Burgazada’ya su taşıyan Beykoz gemisi

BURGAZADA REUNION (BİRLEŞME)

Adalılar son vapur gittikten sonra belli olur. Son vapur da kente doğru süzülürken her kim telaşlanıyorsa o gerçek bir Adalı sayılmaz. Bu yönüyle de Elena Hanım, her zaman Burgazadalı olarak anılacak. Çünkü son vapur gittikten sonra, Adalılar Elena Hanım’ın balkonunda toplanır, keyifli bir muhabbet başlar. Böyle akşamlardan birinde, her biri farklı yere dağılan eski Burgazlılar’ın kulakları çınlatılmış. Sonra onları bir araya getirme planı yapılmış. Meşhur Burgazada Reunion fikri böyle doğmuş: “Yunanistan’da yaşayan iki arkadaşın bir Facebook sitesi açıp herkesi çağırması ile bir gecede bin kişi toplanmış, sayı gittikçe artmıştı. Resimler, paylaşımlar, muhabbetler yeniden bir araya gelme fikrini pekiştirdi. Tarih tespit edildi ve Adalar tarihine geçen bir olay oldu. Dünyanın her tarafından gelen eski Adalıları karşılamak için insanlar sahilde birikip gemileri karşıladı. Her gelen gemiyle birlikte gözyaşları sel oldu, insanlar evlerini, bir haftalık program uyarınca kulüpler kapılarını açtı, yemekler yendi, gezildi. Denizlere açılmalar, midye toplamalar nihayet bir sokak partisi düzenlendi. Parti gecesi bastıran yağmura rağmen herkes sahile yanaştırılan bir tekneden yükselen müziklerle dans etti. Bütün Ada ayaktaydı. Ama biz yasaklar ülkesiyiz ya! Gece ikiye kadar aldığımız izine rağmen tam eğlencenin doruğunda, kim, nasıl, ne olduysa saat on ikide memurlar gelip müziğe son verdi. Ne yazık! O kadar uzak yoldan gelen, memleketin has evlatlarına çok mahcup olduk. Bunu unutamam.”

Burgazada

EV BULUŞMALARI: ‘KALDIĞIMIZ YERDEN DEVAM’

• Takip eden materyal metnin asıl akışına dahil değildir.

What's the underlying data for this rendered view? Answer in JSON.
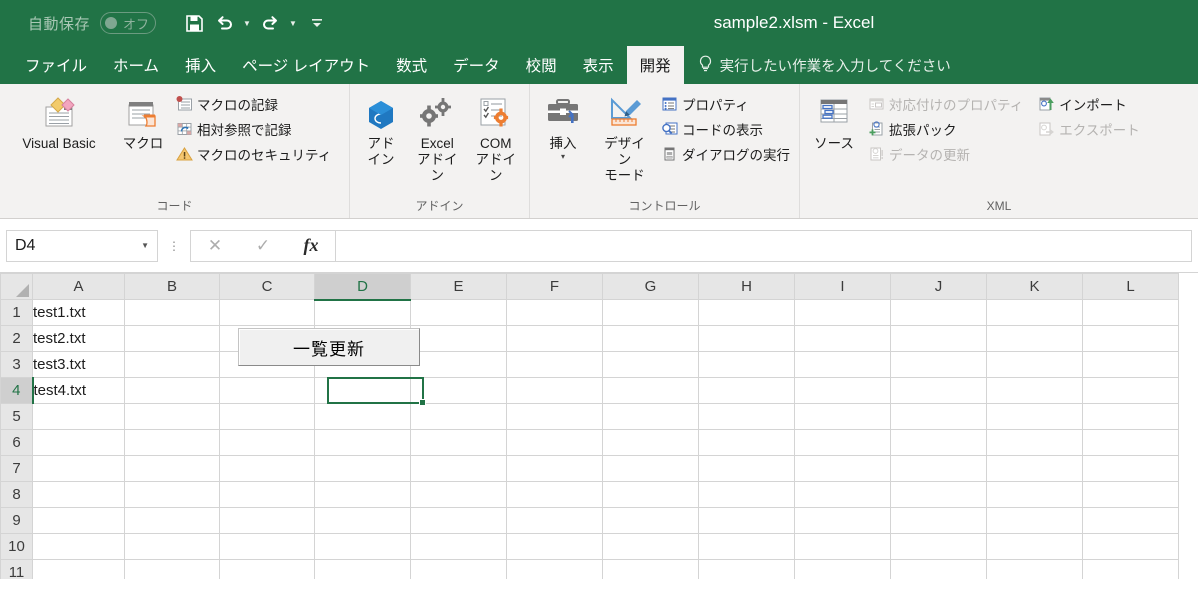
{
  "titlebar": {
    "autosave_label": "自動保存",
    "autosave_state": "オフ",
    "window_title": "sample2.xlsm  -  Excel",
    "qat": [
      {
        "name": "save-icon",
        "label": "保存"
      },
      {
        "name": "undo-icon",
        "label": "元に戻す"
      },
      {
        "name": "redo-icon",
        "label": "やり直し"
      },
      {
        "name": "customize-qat-icon",
        "label": "クイック アクセス ツール バーのユーザー設定"
      }
    ]
  },
  "tabs": [
    {
      "label": "ファイル",
      "active": false
    },
    {
      "label": "ホーム",
      "active": false
    },
    {
      "label": "挿入",
      "active": false
    },
    {
      "label": "ページ レイアウト",
      "active": false
    },
    {
      "label": "数式",
      "active": false
    },
    {
      "label": "データ",
      "active": false
    },
    {
      "label": "校閲",
      "active": false
    },
    {
      "label": "表示",
      "active": false
    },
    {
      "label": "開発",
      "active": true
    }
  ],
  "tellme": {
    "icon": "lightbulb-icon",
    "placeholder": "実行したい作業を入力してください"
  },
  "ribbon": {
    "groups": [
      {
        "name": "code",
        "label": "コード",
        "big": [
          {
            "line1": "Visual Basic",
            "line2": "",
            "icon": "visual-basic-icon"
          },
          {
            "line1": "マクロ",
            "line2": "",
            "icon": "macro-icon"
          }
        ],
        "small": [
          {
            "label": "マクロの記録",
            "icon": "record-macro-icon",
            "disabled": false
          },
          {
            "label": "相対参照で記録",
            "icon": "relative-reference-icon",
            "disabled": false
          },
          {
            "label": "マクロのセキュリティ",
            "icon": "macro-security-icon",
            "disabled": false
          }
        ]
      },
      {
        "name": "addins",
        "label": "アドイン",
        "big": [
          {
            "line1": "アド",
            "line2": "イン",
            "icon": "addins-icon"
          },
          {
            "line1": "Excel",
            "line2": "アドイン",
            "icon": "excel-addins-icon"
          },
          {
            "line1": "COM",
            "line2": "アドイン",
            "icon": "com-addins-icon"
          }
        ],
        "small": []
      },
      {
        "name": "controls",
        "label": "コントロール",
        "big": [
          {
            "line1": "挿入",
            "line2": "",
            "icon": "insert-control-icon",
            "caret": "▾"
          },
          {
            "line1": "デザイン",
            "line2": "モード",
            "icon": "design-mode-icon"
          }
        ],
        "small": [
          {
            "label": "プロパティ",
            "icon": "properties-icon",
            "disabled": false
          },
          {
            "label": "コードの表示",
            "icon": "view-code-icon",
            "disabled": false
          },
          {
            "label": "ダイアログの実行",
            "icon": "run-dialog-icon",
            "disabled": false
          }
        ]
      },
      {
        "name": "xml",
        "label": "XML",
        "big": [
          {
            "line1": "ソース",
            "line2": "",
            "icon": "xml-source-icon"
          }
        ],
        "small": [
          {
            "label": "対応付けのプロパティ",
            "icon": "map-properties-icon",
            "disabled": true
          },
          {
            "label": "拡張パック",
            "icon": "expansion-packs-icon",
            "disabled": false
          },
          {
            "label": "データの更新",
            "icon": "refresh-data-icon",
            "disabled": true
          }
        ],
        "small2": [
          {
            "label": "インポート",
            "icon": "import-icon",
            "disabled": false
          },
          {
            "label": "エクスポート",
            "icon": "export-icon",
            "disabled": true
          }
        ]
      }
    ]
  },
  "formula_bar": {
    "name_box_value": "D4",
    "cancel_label": "✕",
    "enter_label": "✓",
    "fx_label": "fx",
    "formula_value": ""
  },
  "sheet": {
    "columns": [
      "A",
      "B",
      "C",
      "D",
      "E",
      "F",
      "G",
      "H",
      "I",
      "J",
      "K",
      "L"
    ],
    "rows": [
      "1",
      "2",
      "3",
      "4",
      "5",
      "6",
      "7",
      "8",
      "9",
      "10",
      "11"
    ],
    "selected_cell": "D4",
    "selected_column": "D",
    "selected_row": "4",
    "cells": [
      {
        "row": "1",
        "col": "A",
        "value": "test1.txt"
      },
      {
        "row": "2",
        "col": "A",
        "value": "test2.txt"
      },
      {
        "row": "3",
        "col": "A",
        "value": "test3.txt"
      },
      {
        "row": "4",
        "col": "A",
        "value": "test4.txt"
      }
    ],
    "form_button": {
      "label": "一覧更新"
    }
  },
  "colors": {
    "brand_green": "#217346",
    "ribbon_bg": "#f3f2f1",
    "header_gray": "#e6e6e6",
    "gridline": "#d4d4d4"
  }
}
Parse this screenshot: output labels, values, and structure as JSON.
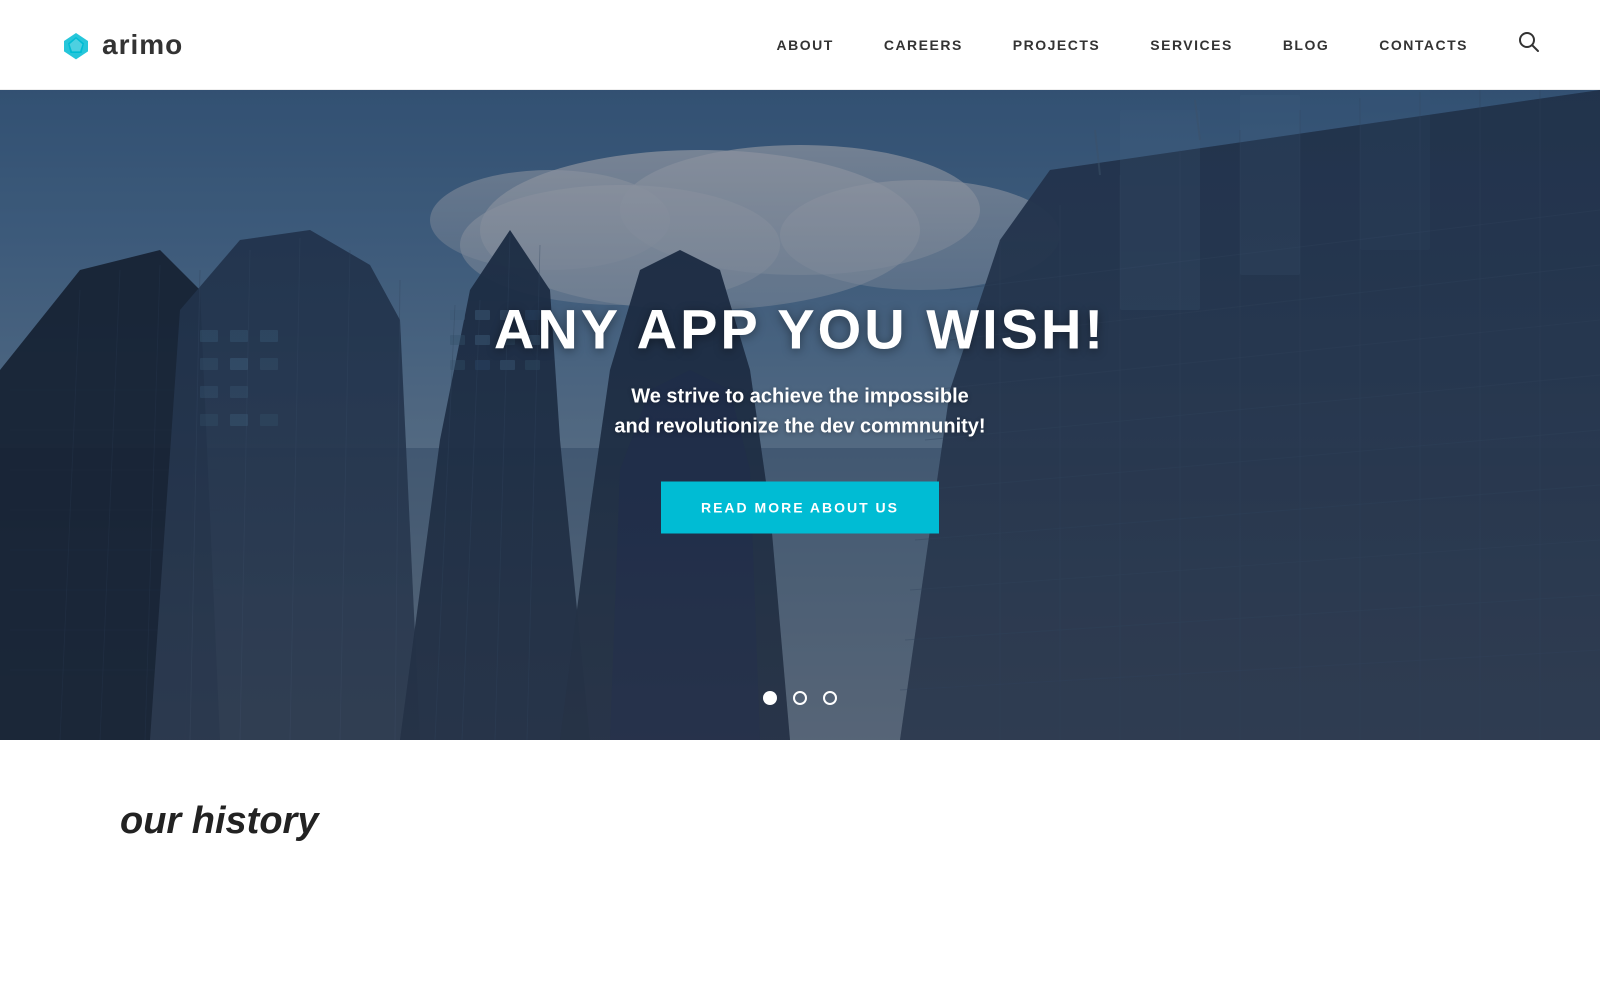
{
  "header": {
    "logo_text": "arimo",
    "nav": {
      "items": [
        {
          "label": "ABOUT",
          "id": "about"
        },
        {
          "label": "CAREERS",
          "id": "careers"
        },
        {
          "label": "PROJECTS",
          "id": "projects"
        },
        {
          "label": "SERVICES",
          "id": "services"
        },
        {
          "label": "BLOG",
          "id": "blog"
        },
        {
          "label": "CONTACTS",
          "id": "contacts"
        }
      ]
    }
  },
  "hero": {
    "title": "ANY APP YOU WISH!",
    "subtitle_line1": "We strive to achieve the impossible",
    "subtitle_line2": "and revolutionize the dev commnunity!",
    "cta_button": "READ MORE ABOUT US",
    "dots": [
      {
        "active": true
      },
      {
        "active": false
      },
      {
        "active": false
      }
    ]
  },
  "below": {
    "section_title": "our history"
  },
  "colors": {
    "accent": "#00bcd4",
    "logo_diamond": "#00bcd4",
    "nav_text": "#333333",
    "hero_title": "#ffffff",
    "hero_subtitle": "#ffffff"
  }
}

Elena Hanım’ın çok emek verdiği Reunion günü yaşanan tatsızlık yepyeni bir buluşmanın doğmasına sebep olmuş. Her sene Noel arefesinde eski Burgazlılar Şişli’deki evde buluşup, hasret gideriyor. Elena Hanım, bu buluşmaları şöyle özetliyor: “Babamın her yıl 27 Aralık’taki isim gününde ev daveti olurdu, onun canına ve ‘evinizin kapısı hep açık olsun’ vasiyetine karşın, biz de evimizi hep açık tuttuk. Yıllar önce Çiçek Pasajı’nda şu sözleri okumuştum:

Kimler Geldi, Neler, Neler İstediler,

Hepsi De Bu Dünyadan Göçüp Gittiler.

Sen Hiç Gitmeyecek Gibisin, Değil Mi?

Yaa, İşte Onlar Da Senin Gibiydiler…

Ben de ardımda hoş bir sada bırakmak isterim.”

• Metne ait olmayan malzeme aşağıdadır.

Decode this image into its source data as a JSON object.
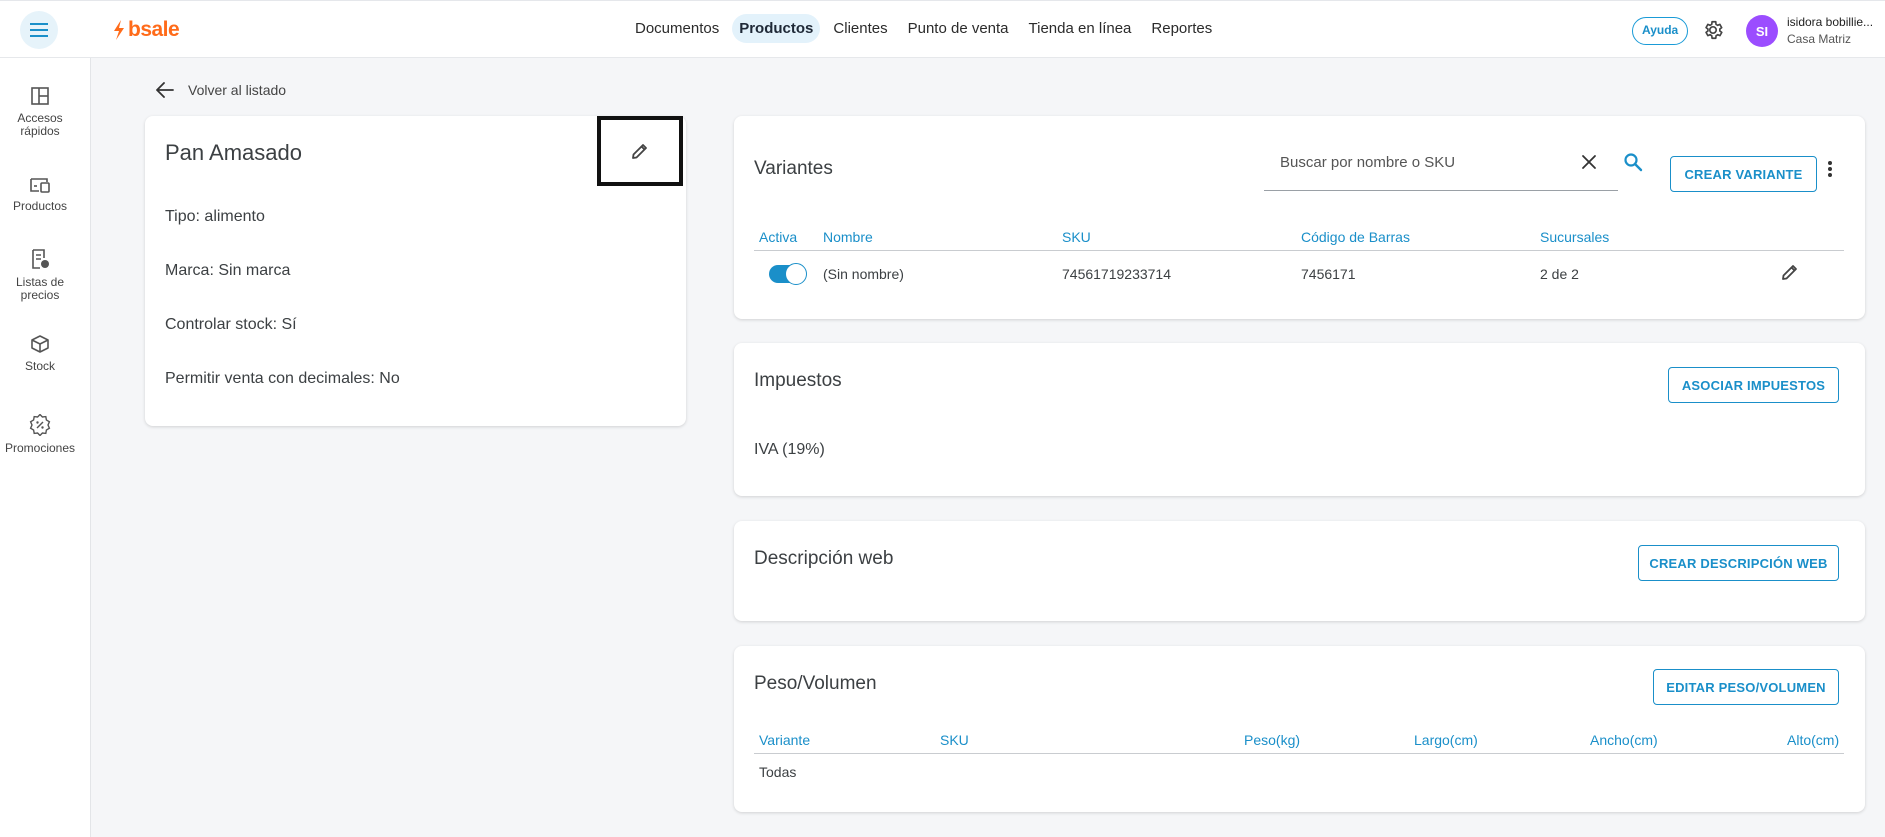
{
  "header": {
    "brand": "bsale",
    "nav": [
      {
        "label": "Documentos",
        "active": false
      },
      {
        "label": "Productos",
        "active": true
      },
      {
        "label": "Clientes",
        "active": false
      },
      {
        "label": "Punto de venta",
        "active": false
      },
      {
        "label": "Tienda en línea",
        "active": false
      },
      {
        "label": "Reportes",
        "active": false
      }
    ],
    "help_label": "Ayuda",
    "avatar_initials": "SI",
    "user_name": "isidora bobillie...",
    "user_branch": "Casa Matriz"
  },
  "sidebar": {
    "items": [
      {
        "label": "Accesos rápidos",
        "icon": "grid-layout-icon"
      },
      {
        "label": "Productos",
        "icon": "products-icon"
      },
      {
        "label": "Listas de precios",
        "icon": "price-list-icon"
      },
      {
        "label": "Stock",
        "icon": "box-icon"
      },
      {
        "label": "Promociones",
        "icon": "discount-icon"
      }
    ]
  },
  "back_link": "Volver al listado",
  "product": {
    "name": "Pan Amasado",
    "properties": [
      "Tipo: alimento",
      "Marca: Sin marca",
      "Controlar stock: Sí",
      "Permitir venta con decimales: No"
    ]
  },
  "variants": {
    "title": "Variantes",
    "search_placeholder": "Buscar por nombre o SKU",
    "create_button": "CREAR VARIANTE",
    "columns": [
      "Activa",
      "Nombre",
      "SKU",
      "Código de Barras",
      "Sucursales"
    ],
    "rows": [
      {
        "active": true,
        "name": "(Sin nombre)",
        "sku": "74561719233714",
        "barcode": "7456171",
        "branches": "2 de 2"
      }
    ]
  },
  "taxes": {
    "title": "Impuestos",
    "button": "ASOCIAR IMPUESTOS",
    "items": [
      "IVA (19%)"
    ]
  },
  "web_description": {
    "title": "Descripción web",
    "button": "CREAR DESCRIPCIÓN WEB"
  },
  "weight_volume": {
    "title": "Peso/Volumen",
    "button": "EDITAR PESO/VOLUMEN",
    "columns": [
      "Variante",
      "SKU",
      "Peso(kg)",
      "Largo(cm)",
      "Ancho(cm)",
      "Alto(cm)"
    ],
    "rows": [
      {
        "variant": "Todas",
        "sku": "",
        "weight": "",
        "length": "",
        "width": "",
        "height": ""
      }
    ]
  },
  "colors": {
    "accent": "#1a8fc9",
    "brand_orange": "#ff6b1a",
    "avatar": "#9b4dff"
  }
}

Şimdilerde ışıklı, yumuşak renk geçişleri olan sabahlara uyanıyoruz. Tazecik dallara su yürüyor, tomurcuklar patladı bile! İstanbul martısının çığlığını, iyodunun kokusunu, mavisinin tonunu çok özlüyoruz. Baharı yakalayamasak bile bir yaz günü Burgazada’da olduğunuzu düşünün. Elena Hanım sizin için Markiz’in limonatasının tarifini vermeyi de unutmadı. Belli mi olur, Ada’da fıstık çamlarının ardındaki evlerden birinde yapılır, size de ikram edilir. O vakit, Elena Hanım’ı hatırlamayı da unutmayın!

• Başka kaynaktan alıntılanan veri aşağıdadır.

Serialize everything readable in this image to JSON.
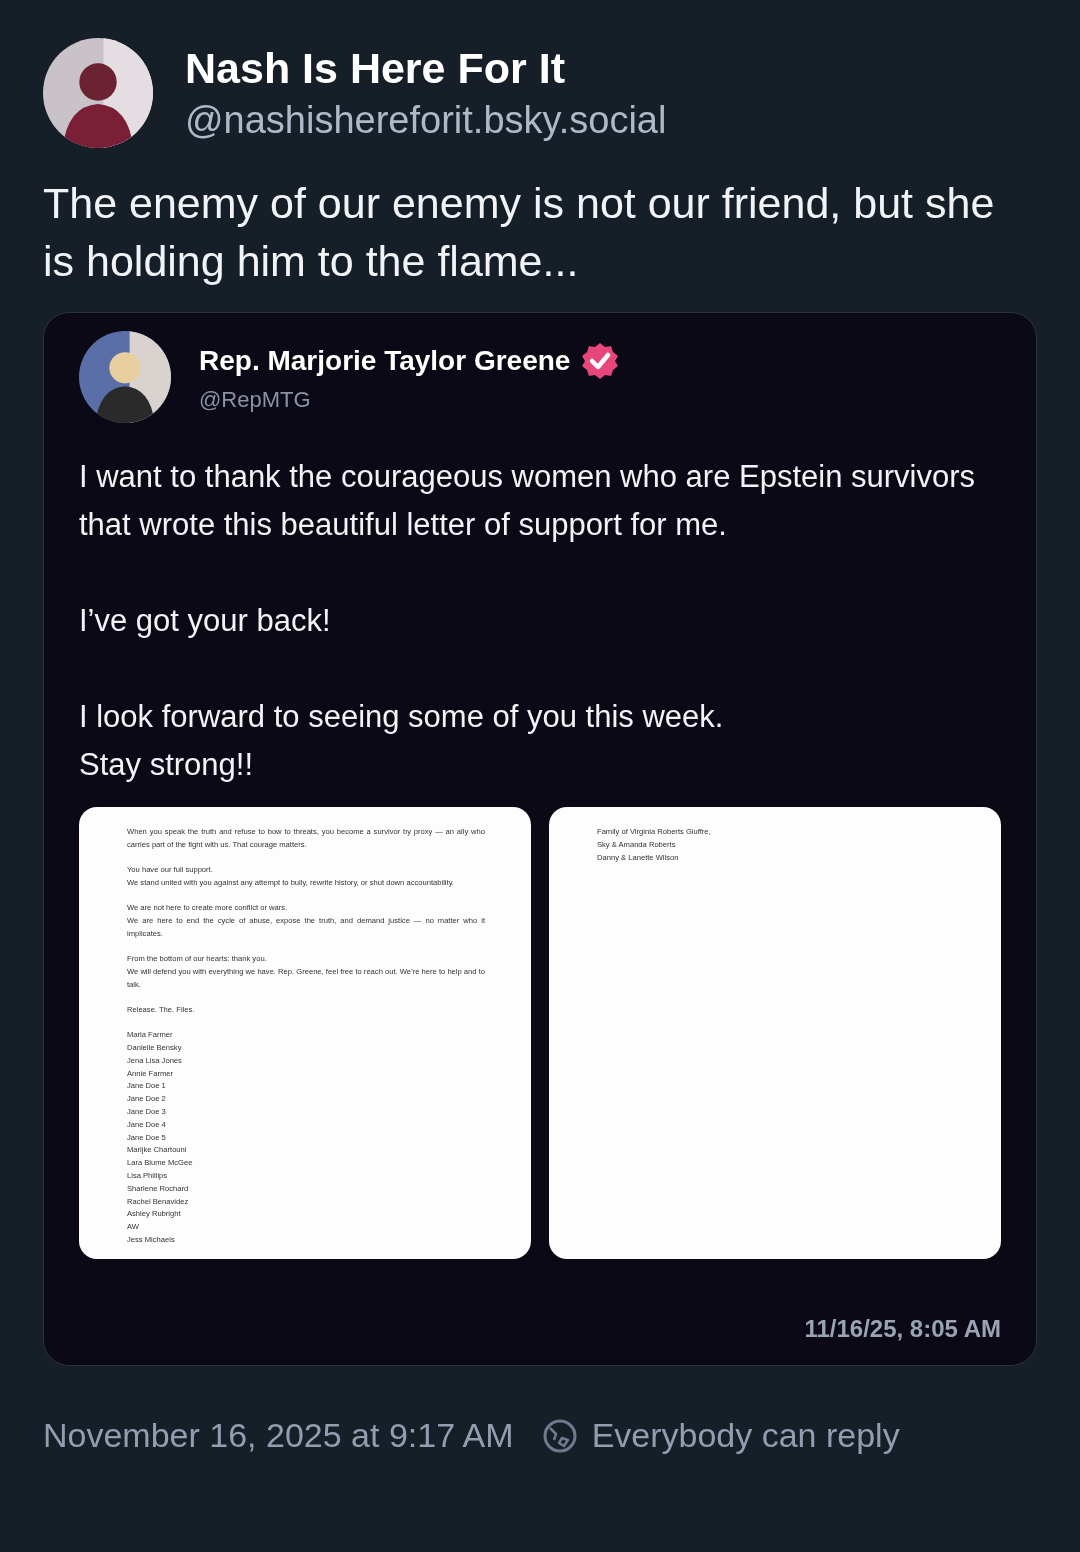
{
  "post": {
    "author_name": "Nash Is Here For It",
    "handle": "@nashishereforit.bsky.social",
    "text": "The enemy of our enemy is not our friend, but she is holding him to the flame..."
  },
  "quote": {
    "author_name": "Rep. Marjorie Taylor Greene",
    "verified": true,
    "handle": "@RepMTG",
    "paragraphs": [
      "I want to thank the courageous women who are Epstein survivors that wrote this beautiful letter of support for me.",
      "I’ve got your back!",
      "I look forward to seeing some of you this week.\nStay strong!!"
    ],
    "documents": [
      {
        "blocks": [
          [
            "When you speak the truth and refuse to bow to threats, you become a survivor by proxy — an ally who carries part of the fight with us. That courage matters."
          ],
          [
            "You have our full support.",
            "We stand united with you against any attempt to bully, rewrite history, or shut down accountability."
          ],
          [
            "We are not here to create more conflict or wars.",
            "We are here to end the cycle of abuse, expose the truth, and demand justice — no matter who it implicates."
          ],
          [
            "From the bottom of our hearts: thank you.",
            "We will defend you with everything we have. Rep. Greene, feel free to reach out. We’re here to help and to talk."
          ],
          [
            "Release. The. Files."
          ],
          [
            "Maria Farmer",
            "Danielle Bensky",
            "Jena Lisa Jones",
            "Annie Farmer",
            "Jane Doe 1",
            "Jane Doe 2",
            "Jane Doe 3",
            "Jane Doe 4",
            "Jane Doe 5",
            "Marijke Chartouni",
            "Lara Blume McGee",
            "Lisa Phillips",
            "Sharlene Rochard",
            "Rachel Benavidez",
            "Ashley Rubright",
            "AW",
            "Jess Michaels"
          ]
        ]
      },
      {
        "blocks": [
          [
            "Family of Virginia Roberts Giuffre,",
            "Sky & Amanda Roberts",
            "Danny & Lanette Wilson"
          ]
        ]
      }
    ],
    "timestamp": "11/16/25, 8:05 AM"
  },
  "footer": {
    "date": "November 16, 2025 at 9:17 AM",
    "reply_setting": "Everybody can reply"
  }
}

MARKİZ PASTANESİ’NDEN LİMONATA

Olgun sarı limonları iyice yıkadıktan sonra kurulayın ve beyaz kısımları acılık vereceği için sadece kabuk kısımlarını bir kaba rendeleyin. Üzerlerine –örneğin 1 kg. limona- 2 su bardağı toz şeker ekleyerek tahta havanla eze eze dövün. Sonra limonların suyunu ekleyin. Bu karışımı bir gece buzdolabında bekletin. Elinizdeki konsantreyi iyice tülbentten süzün, gerekirse iki defa geçirin. Bulanık kalmasın. Sonra da ağız tadınıza göre, ekşi geliyorsa şeker ekleyin. Afiyet olsun.